Tuesday, September 18, 2012

Lovegrove's Aztecs and Smith's Vampires

Mark and I have a review each this week, which as all my millions and millions of readers know by now, is the norm here at the o’ Stuff. Mark takes a look at a novel that’s a bit of a turn for the writer whilst my review concerns itself with the (at the time of this blog post) latest in a popular mythologically-infused Military Science Fiction series.



James Lovegrove’s Pantheon sequence is growing in popularity and the latest in the series (book four) drops the “The” from the title and simply goes with Age of Aztec:



Two characters form the center of the novel, Stuart Reston – a rich, powerful man whose wife and child gave themselves over as sacrifices to the Great Speaker, the leader of the world. The other protagonist is Chief Inspector Mal Vaughn, who due to her superiors’ ritualistic deaths because of the inability to capture the Conquistador, becomes head of the investigation to learn the identity of the Conquistador and capture him.
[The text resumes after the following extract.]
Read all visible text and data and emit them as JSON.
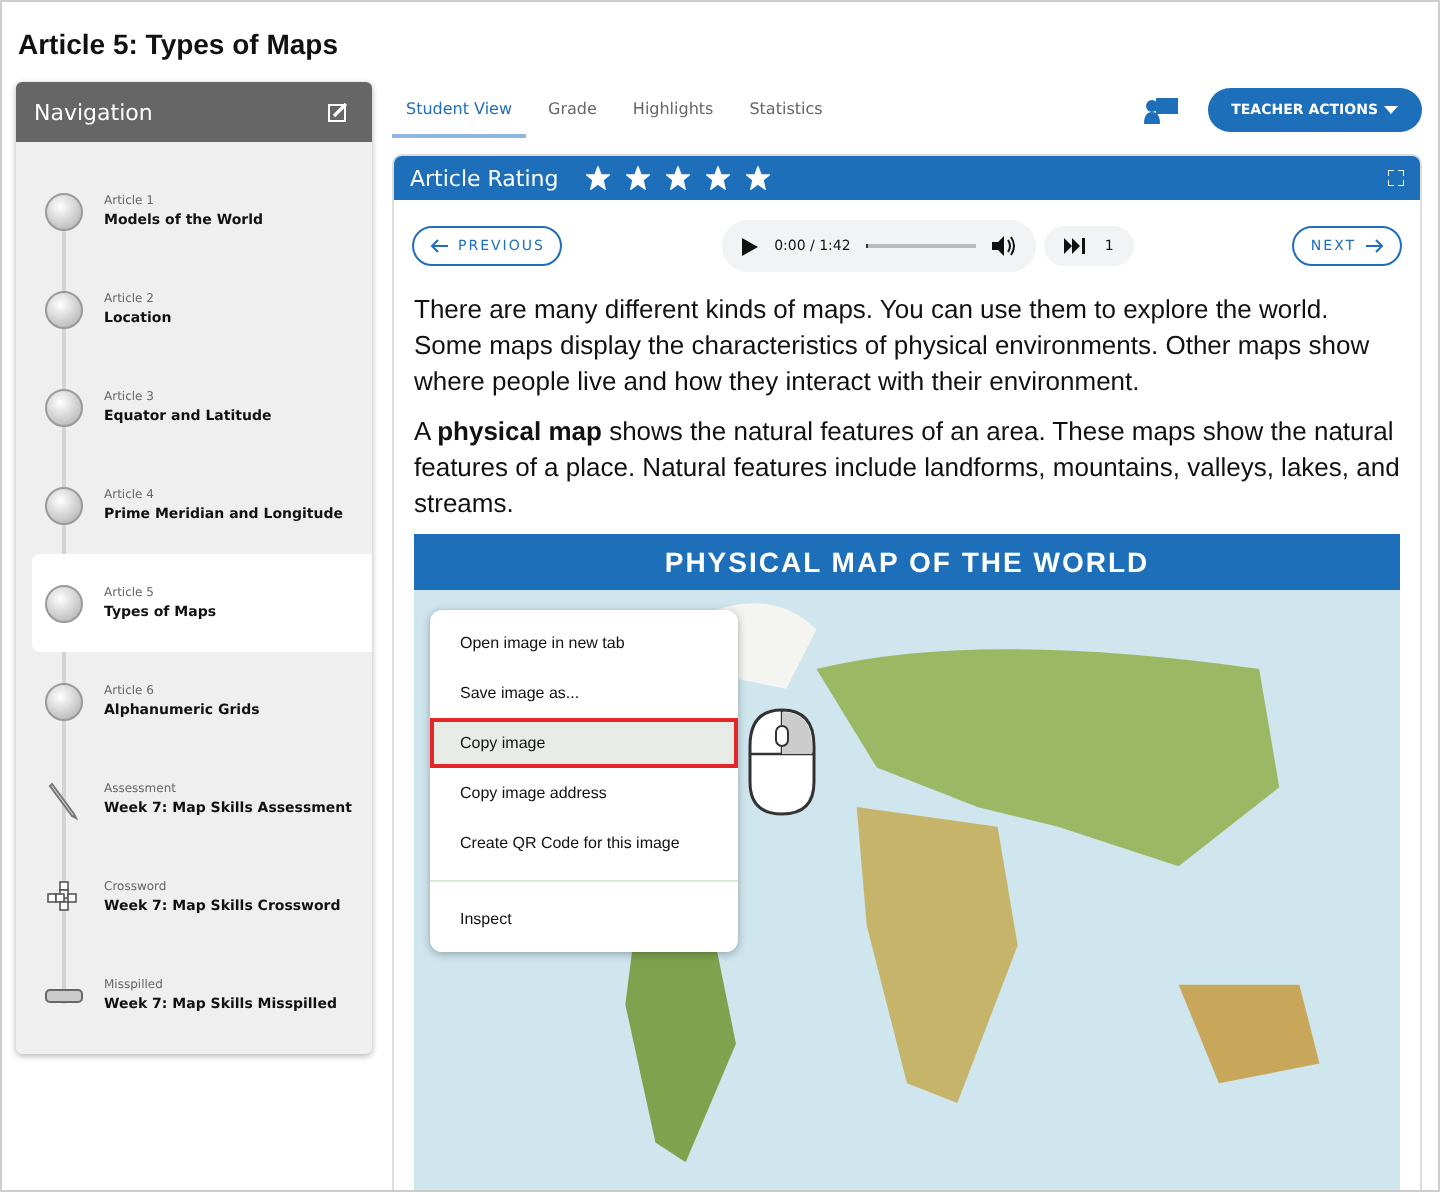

She suspects Stuart is her man and after a drug induced spirit-dream confirms his identity.

The first half of the novel, then, is much of a cat and mouse game between Stuart and Mal and all the while, Lovegrove does a good job of providing a believable background for the characters and the world in which they inhabit. The Aztec presence is everywhere, subverting what was once the culture’s societal norms and mores, as well as art and technology. Religion and science have become one under the Aztechnology banner as the gods (Quetzalcoatl, Huitzilopochtli, Tezcatlipoca, etc) granted the Aztec people much of the technology (flying discs, their weapons) that power their empire.

Mark takes a look at a vampire/mystery novella from L. Neil Smith and the book is Sweeter Than Wine:




The story set up’s pretty straightforward. J Clifford is the sort of guy you wouldn’t notice much about if you bumped into him in the street. No major debts, (in fact, all bills paid), nice to children and his small-town neighbours.

In reality, he’s a ninety-year old who was turned into a vampire in World War Two after a sexual liaison with a fantastic looking young girl. Now, in the twenty-first century, he’s a twenty-something-looking guy living a seemingly-respectable life as an unlicensed private investigator in New Prospect, Colorado, with a cat named Fiddlestring.


Neil’s vampire keeps some of the traditional vampire tropes and ignores the rest. J prefers to use a syringe, rather than a bite. In the manner of Matheson’s I Am Legend, vampirism is a symbiotic virus. Here it protects the vampire from disease, aging and injury, makes them strong and allows them to grow parts of the body back. In Smith’s version of vampirism, being bitten can actually improve the victim’s life: they become healthier and less prone to disease, and usually remember nothing about being the vampire’s meal.